On ANZAC Day (25th April) school children would gather to march around the island led by the Pacific Island Regiment Band. This was an exciting time for us. We’d come over from Kwato to join in the celebration. Everyone would congregate infront of the Memorial Hall for speeches etc. We’d also sing hymns and the one I especially remember is “O God Our Help In Ages Past”.
We came from Kwato Island to join in the commemoration. We would join the parade with the Pacific Islands Regiment (PIR) and march along the identified route which brought us back to the Memorial Hall. I didn’t quite understand why we had to do this but it felt good to be marching in our Brownie uniforms. I was fascinated with the bagpipes that the PIR carried and played as we marched to the tunes.
A plaque (photo on the right) honouring the fallen in Gallipoli reminds us that war is not a cool thing then and now. I could not recall ever having seeing this plaque but that’s probably because we only went anywhere near the Memorial Hall only when invited or when there was a good reason to be anywhere near it such as the ANZAC Day commemorative events.
I dug into my memory bank and recalled that hundreds of copra bags full of copra waiting to be shipped would be piled high on one side of the main wharf. We’d look for the dried coconuts that fell out on the side – they made such a lovely snack!
Walking down to Government Wharf and our boat to take us back to Alotau, I felt a pang of homesickness. Well, even a grown-up feels that from time to time. We are all captives of the tranquility of these islands. Especially the peace it brings especially when the day is done and one is in a reflective mood which I admit was my state of mind as we strolled towards the boat.
We assembled at Government Wharf and boarded our boat. There was no-one I knew I could wave aioni (good bye) to. Kind of sad. We pulled away from the wharf and as we set the course for Alotau we passed the main wharf and what used to be the Steamships wharf and all I could see was critical infrastructure falling apart and no-one seems to be doing anything about it.
Views of the seafront where the Samarai CBD was once the hub of financial, economic, and social activities.
This seafront was a hive of acivity in the ’60s and ’70s which made Samarai Island the place to be. Even during the early ’80s and ’90s. It was a meeting place for all sorts of people I reckon – and I don’t mean that in a bad way. Samarai was such an iconic place then.
Would we be able to rekindle that illustrious past maybe in another way and make it once again the hub every province needs. Each province needs more than one hub to get services to remote areas of the province.

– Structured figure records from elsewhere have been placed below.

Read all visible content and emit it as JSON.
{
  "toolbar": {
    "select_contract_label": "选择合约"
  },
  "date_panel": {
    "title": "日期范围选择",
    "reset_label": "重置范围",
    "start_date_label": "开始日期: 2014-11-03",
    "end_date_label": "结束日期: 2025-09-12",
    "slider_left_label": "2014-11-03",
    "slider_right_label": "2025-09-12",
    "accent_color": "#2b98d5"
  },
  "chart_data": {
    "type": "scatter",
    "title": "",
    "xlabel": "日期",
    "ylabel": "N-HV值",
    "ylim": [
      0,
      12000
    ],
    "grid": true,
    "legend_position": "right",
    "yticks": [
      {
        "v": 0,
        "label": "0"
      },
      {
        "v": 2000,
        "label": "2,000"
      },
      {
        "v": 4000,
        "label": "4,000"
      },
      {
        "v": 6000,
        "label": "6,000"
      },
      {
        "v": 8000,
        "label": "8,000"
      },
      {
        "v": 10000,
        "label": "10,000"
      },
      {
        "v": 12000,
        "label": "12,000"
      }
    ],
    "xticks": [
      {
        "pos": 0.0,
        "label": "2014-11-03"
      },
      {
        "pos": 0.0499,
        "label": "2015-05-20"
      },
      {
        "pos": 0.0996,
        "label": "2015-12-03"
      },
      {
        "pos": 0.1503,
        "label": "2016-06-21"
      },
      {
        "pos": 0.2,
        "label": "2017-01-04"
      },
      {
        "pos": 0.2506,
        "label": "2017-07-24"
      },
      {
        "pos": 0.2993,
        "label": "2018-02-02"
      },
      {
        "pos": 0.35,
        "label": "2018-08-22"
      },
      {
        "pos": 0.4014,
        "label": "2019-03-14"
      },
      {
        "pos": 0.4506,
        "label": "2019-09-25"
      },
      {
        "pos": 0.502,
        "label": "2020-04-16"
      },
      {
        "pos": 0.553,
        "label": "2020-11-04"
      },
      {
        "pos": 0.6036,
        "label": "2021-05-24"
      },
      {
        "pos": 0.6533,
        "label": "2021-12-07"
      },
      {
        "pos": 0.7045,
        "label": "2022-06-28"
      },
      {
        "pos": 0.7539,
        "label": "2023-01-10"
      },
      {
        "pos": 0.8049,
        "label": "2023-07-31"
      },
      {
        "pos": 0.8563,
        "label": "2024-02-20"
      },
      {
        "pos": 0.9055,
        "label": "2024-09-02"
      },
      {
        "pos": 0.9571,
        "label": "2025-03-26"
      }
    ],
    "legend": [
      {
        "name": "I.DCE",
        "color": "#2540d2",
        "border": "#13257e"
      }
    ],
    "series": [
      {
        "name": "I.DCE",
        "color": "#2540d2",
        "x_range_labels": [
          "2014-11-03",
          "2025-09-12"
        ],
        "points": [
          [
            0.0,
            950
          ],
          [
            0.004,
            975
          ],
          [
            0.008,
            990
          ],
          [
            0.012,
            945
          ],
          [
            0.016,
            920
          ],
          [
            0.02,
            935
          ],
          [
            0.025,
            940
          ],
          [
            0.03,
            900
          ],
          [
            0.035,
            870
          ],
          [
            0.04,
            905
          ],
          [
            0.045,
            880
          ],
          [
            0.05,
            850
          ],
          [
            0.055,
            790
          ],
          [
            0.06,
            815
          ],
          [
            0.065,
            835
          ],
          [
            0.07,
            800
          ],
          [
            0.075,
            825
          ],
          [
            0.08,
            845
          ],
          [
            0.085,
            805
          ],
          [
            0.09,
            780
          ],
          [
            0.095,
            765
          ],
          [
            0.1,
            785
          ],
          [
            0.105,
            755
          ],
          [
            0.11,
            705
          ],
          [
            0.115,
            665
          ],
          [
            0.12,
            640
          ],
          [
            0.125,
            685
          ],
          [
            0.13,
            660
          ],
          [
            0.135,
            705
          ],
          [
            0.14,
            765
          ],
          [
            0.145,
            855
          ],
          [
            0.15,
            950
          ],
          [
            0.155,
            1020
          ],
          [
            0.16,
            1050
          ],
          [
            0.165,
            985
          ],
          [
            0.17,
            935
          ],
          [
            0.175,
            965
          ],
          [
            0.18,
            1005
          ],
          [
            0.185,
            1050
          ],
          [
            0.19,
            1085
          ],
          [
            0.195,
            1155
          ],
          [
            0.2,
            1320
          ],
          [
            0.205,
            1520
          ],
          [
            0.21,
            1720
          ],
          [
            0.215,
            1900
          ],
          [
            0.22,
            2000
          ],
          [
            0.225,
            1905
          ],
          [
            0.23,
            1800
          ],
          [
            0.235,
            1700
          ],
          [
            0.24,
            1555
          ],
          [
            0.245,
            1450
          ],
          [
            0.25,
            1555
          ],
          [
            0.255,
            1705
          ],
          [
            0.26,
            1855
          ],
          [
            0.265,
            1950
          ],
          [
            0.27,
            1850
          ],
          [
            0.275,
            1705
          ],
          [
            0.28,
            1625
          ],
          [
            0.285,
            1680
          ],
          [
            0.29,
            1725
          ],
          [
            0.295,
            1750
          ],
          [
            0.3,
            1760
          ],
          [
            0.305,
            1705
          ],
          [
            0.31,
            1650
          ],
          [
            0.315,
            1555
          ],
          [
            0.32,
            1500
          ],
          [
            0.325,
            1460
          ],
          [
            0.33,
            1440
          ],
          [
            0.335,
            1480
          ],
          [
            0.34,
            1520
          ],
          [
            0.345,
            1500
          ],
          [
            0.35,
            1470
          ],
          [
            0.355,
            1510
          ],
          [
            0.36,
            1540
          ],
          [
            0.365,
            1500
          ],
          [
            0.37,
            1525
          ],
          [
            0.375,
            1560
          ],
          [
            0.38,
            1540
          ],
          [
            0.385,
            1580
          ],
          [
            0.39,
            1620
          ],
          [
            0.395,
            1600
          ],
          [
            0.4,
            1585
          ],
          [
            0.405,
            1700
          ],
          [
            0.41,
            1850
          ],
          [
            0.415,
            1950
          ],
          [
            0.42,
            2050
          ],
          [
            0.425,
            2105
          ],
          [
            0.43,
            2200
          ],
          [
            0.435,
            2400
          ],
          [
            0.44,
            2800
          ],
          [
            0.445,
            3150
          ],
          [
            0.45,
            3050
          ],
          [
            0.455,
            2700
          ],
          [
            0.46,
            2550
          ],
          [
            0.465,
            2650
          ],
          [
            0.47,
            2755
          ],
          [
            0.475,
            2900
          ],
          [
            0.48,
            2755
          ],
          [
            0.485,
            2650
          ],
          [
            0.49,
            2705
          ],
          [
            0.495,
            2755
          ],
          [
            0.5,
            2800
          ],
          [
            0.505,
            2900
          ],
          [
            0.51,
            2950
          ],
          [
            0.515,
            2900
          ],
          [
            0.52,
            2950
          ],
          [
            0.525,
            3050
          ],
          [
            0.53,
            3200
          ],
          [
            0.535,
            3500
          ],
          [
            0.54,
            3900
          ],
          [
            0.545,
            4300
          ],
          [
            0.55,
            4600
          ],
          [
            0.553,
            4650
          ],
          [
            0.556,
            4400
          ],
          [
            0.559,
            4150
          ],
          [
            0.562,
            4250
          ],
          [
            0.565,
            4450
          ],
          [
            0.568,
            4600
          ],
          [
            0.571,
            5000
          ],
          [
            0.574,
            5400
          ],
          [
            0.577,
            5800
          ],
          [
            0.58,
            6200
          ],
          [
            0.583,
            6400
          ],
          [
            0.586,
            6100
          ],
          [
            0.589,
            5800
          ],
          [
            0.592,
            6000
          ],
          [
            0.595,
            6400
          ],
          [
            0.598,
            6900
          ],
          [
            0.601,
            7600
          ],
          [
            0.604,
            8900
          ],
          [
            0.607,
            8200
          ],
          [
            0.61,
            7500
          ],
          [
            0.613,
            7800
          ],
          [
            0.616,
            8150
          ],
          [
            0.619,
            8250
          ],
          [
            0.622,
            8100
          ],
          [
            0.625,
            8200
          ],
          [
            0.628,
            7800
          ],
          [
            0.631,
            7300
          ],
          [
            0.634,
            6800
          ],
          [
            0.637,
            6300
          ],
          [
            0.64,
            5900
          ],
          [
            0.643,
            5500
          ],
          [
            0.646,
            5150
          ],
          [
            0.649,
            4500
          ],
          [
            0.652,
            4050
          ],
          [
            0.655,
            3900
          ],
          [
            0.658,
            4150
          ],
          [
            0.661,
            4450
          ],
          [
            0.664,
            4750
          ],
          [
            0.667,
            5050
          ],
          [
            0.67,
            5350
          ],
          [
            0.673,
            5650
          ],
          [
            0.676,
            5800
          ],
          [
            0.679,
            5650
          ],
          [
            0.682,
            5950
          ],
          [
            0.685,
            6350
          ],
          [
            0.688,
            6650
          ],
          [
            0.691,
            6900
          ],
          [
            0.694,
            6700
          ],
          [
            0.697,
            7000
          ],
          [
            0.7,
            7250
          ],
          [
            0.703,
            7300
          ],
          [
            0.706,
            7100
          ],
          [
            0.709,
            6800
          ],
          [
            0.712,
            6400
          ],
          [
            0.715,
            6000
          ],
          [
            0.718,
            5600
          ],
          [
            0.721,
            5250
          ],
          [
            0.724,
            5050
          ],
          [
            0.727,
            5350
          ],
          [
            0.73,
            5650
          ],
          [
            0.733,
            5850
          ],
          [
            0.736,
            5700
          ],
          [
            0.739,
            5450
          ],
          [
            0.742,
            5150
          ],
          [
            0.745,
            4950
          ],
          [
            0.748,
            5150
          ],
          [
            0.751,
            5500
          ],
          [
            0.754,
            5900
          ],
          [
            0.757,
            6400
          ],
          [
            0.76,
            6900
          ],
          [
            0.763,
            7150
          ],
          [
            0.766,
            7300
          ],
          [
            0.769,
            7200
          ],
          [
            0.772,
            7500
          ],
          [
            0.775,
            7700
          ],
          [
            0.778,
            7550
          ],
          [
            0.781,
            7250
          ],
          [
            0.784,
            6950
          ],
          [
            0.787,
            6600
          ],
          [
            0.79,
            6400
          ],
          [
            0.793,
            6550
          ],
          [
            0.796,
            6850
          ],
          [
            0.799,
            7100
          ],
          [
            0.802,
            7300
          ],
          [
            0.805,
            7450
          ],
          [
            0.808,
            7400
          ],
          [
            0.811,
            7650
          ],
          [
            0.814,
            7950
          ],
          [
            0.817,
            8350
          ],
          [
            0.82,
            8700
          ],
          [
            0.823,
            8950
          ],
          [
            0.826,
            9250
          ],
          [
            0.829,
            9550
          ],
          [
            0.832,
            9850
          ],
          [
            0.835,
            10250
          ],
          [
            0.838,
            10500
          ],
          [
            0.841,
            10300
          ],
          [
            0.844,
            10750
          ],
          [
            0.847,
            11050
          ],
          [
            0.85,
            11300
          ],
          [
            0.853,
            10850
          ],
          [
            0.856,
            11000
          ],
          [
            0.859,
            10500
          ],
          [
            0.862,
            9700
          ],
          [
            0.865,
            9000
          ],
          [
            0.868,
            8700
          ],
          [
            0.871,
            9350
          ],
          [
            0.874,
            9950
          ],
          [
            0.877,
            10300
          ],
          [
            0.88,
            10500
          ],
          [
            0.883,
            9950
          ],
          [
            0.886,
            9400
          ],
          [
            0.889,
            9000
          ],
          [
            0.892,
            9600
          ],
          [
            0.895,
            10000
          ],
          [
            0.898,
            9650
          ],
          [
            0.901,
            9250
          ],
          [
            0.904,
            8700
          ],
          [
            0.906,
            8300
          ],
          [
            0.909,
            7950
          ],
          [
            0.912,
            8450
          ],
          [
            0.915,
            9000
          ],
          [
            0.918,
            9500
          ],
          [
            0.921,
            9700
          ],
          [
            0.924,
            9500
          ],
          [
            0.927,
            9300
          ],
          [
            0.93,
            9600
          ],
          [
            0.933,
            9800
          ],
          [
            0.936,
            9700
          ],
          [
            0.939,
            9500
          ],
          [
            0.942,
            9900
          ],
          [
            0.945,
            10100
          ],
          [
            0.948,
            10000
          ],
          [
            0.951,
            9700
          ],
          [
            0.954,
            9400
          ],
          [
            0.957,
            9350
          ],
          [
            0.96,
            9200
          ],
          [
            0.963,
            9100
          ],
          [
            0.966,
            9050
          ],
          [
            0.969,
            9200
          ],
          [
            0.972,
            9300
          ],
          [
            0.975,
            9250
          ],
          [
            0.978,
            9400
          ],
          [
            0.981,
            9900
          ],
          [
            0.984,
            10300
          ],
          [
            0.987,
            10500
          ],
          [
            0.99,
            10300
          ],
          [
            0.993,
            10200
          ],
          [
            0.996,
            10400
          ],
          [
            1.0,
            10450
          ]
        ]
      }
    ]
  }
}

“Back to Samarai the island of my dreams….” courtesy of the Island Sounds resonates with all those who came to love this idyllic little island, once full of life.
So the visit to Samarai was a painful reminder that we seem to let our history and heritage fade before our very eyes. We seem to take what was really good and practical in the past so much for granted and which we can use and turn to our advantage in our current development plans and activities. We seem to go for new things rather than building on the ones we already have. Samarai is a very real case in point.
It is still worth a visit if you are in Alotau and need to stretch your legs or do some island-hopping over a weekend. Samarai is worthy of a stop.
I believe there is time for a major resucitation and facelift. Let’s get government services back to the smaller islands in the southeast of Milne Bay by making Samarai a critical stopover place. It is bound to grow from its hibernating roots if given even a dog’s chance, to revive itself with the help of those who loved the island and still do. Perhaps the ‘Samarai Island diaspora’ is an excellent start. What sayeth ye?